Pre-Mode I tools were made around the Lake Turkana region of Kenya 3.3 million years ago (mya). The surrounding volcanic ash from which the tools were recovered, along with archaeomagnetic dating shows that the tools were manufactured by Australopithecus Afarensis (“Lucy”).
Mode I, the Oldowan Industry, consisted of simple stone tools used for percussion (hitting). They were mainly a core stone that was struck by a hammer stone e.g. river rocks that could easily be held in the hand. The earliest examples of Oldowan technology dates to 2.6 mya which were found in the Olduvai Gorge in Tanzania.
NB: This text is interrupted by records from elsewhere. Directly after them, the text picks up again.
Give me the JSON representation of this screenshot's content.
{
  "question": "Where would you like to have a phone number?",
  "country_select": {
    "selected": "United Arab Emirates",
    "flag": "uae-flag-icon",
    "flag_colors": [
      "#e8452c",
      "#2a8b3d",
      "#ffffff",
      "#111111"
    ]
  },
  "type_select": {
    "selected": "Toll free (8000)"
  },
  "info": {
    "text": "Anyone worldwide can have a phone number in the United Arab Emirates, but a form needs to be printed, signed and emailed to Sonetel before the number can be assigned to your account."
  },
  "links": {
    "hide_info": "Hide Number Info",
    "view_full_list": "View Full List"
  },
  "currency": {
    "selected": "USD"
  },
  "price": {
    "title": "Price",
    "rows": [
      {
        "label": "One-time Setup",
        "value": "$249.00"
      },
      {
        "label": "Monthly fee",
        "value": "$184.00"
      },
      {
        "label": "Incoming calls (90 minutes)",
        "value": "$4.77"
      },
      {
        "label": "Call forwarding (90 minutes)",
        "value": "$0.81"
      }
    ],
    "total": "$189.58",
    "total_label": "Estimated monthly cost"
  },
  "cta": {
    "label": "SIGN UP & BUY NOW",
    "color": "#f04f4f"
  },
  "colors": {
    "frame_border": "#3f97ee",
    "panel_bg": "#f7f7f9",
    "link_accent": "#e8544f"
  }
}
Homo Habilis produced them until around 1.8 mya when Homo Erectus predominated.
Mode II, the Acheulean Industry, began around 1.7 mya and differed from the Oldowan tools in having a bi-face. The hand-axe was the predominant tool and was used for butchering animals as opposed to killing them. A slab was knocked off a larger rock and the producer removed flakes to create a core stone. Once the core stone was free, two sides of the core were carefully removed and shaped to leave a sharp, thin edge for slicing.
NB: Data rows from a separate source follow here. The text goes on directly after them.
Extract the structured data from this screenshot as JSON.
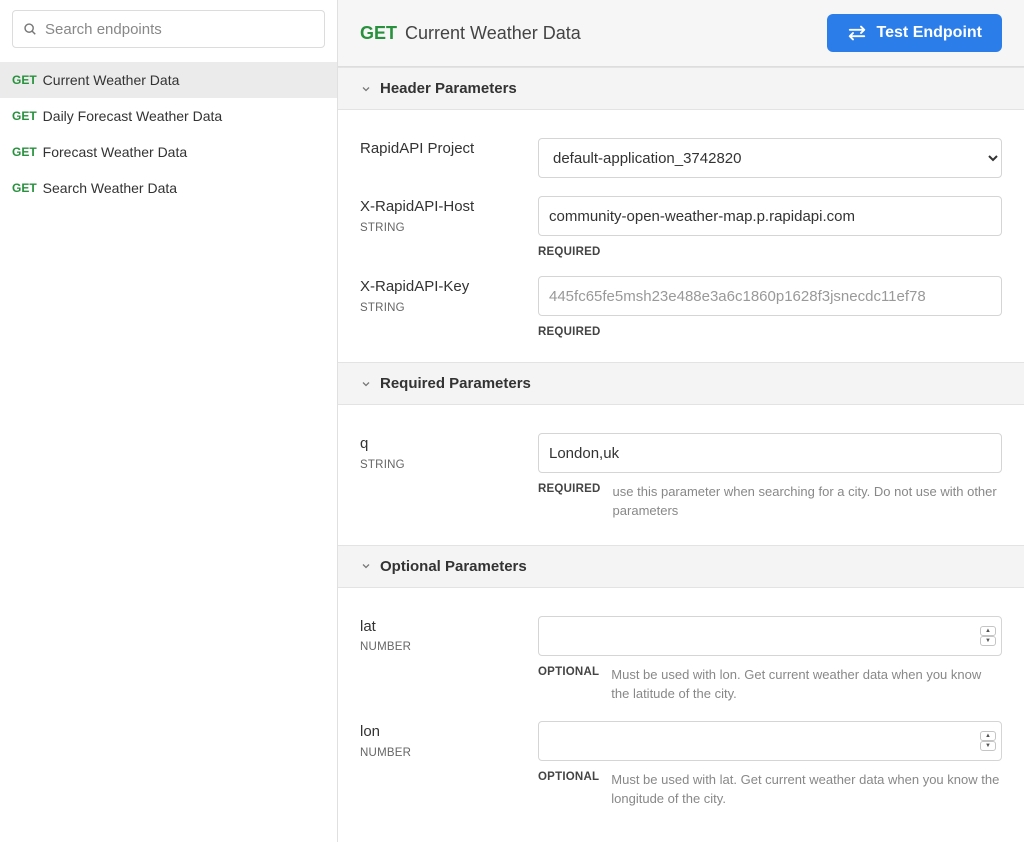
{
  "sidebar": {
    "search_placeholder": "Search endpoints",
    "items": [
      {
        "method": "GET",
        "name": "Current Weather Data",
        "active": true
      },
      {
        "method": "GET",
        "name": "Daily Forecast Weather Data",
        "active": false
      },
      {
        "method": "GET",
        "name": "Forecast Weather Data",
        "active": false
      },
      {
        "method": "GET",
        "name": "Search Weather Data",
        "active": false
      }
    ]
  },
  "header": {
    "method": "GET",
    "title": "Current Weather Data",
    "test_button": "Test Endpoint"
  },
  "sections": {
    "header_params_title": "Header Parameters",
    "required_params_title": "Required Parameters",
    "optional_params_title": "Optional Parameters"
  },
  "labels": {
    "required": "REQUIRED",
    "optional": "OPTIONAL",
    "type_string": "STRING",
    "type_number": "NUMBER"
  },
  "header_params": {
    "project": {
      "name": "RapidAPI Project",
      "selected": "default-application_3742820"
    },
    "host": {
      "name": "X-RapidAPI-Host",
      "value": "community-open-weather-map.p.rapidapi.com"
    },
    "key": {
      "name": "X-RapidAPI-Key",
      "placeholder": "445fc65fe5msh23e488e3a6c1860p1628f3jsnecdc11ef78"
    }
  },
  "required_params": {
    "q": {
      "name": "q",
      "value": "London,uk",
      "desc": "use this parameter when searching for a city. Do not use with other parameters"
    }
  },
  "optional_params": {
    "lat": {
      "name": "lat",
      "value": "",
      "desc": "Must be used with lon. Get current weather data when you know the latitude of the city."
    },
    "lon": {
      "name": "lon",
      "value": "",
      "desc": "Must be used with lat. Get current weather data when you know the longitude of the city."
    }
  }
}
Mode III, the Mousterian Industry were smaller and sharper than their Acheulean counterparts and were mainly associated with Neanderthals. The Mousterian Industry lasted for 50,000 years until approximately 250,000 years ago. The Lavallois Technique, (preparing core pieces to rework into flakes) was used in the manufacture of Mousterian tools.
Mode IV, the Aurignacian Industry, was 50,000-10,000 years ago (kya), in which the Aurignacian Culture, also know as European Early Modern Humans or Cro-Magnon created long blades instead of flakes.
Mode V saw very small microlithic blades which measured around 1 cm in length. The blades date from 350-3 kya in Europe, Africa, Asia and Australia, and were often attached to a wooden or bone shaft (sometimes in large quantities) to make elaborate tools or weapons.
Many stone tools are still in use today. Flint was still used as recently as the mid-1900s to produce flintlock gun mechanisms. Obsidian blades are still preferred by many surgeons thanks to its extremely fine and sharp edge, whilst many useful items such as fire starters and mortar and pestles are made from various types of stone.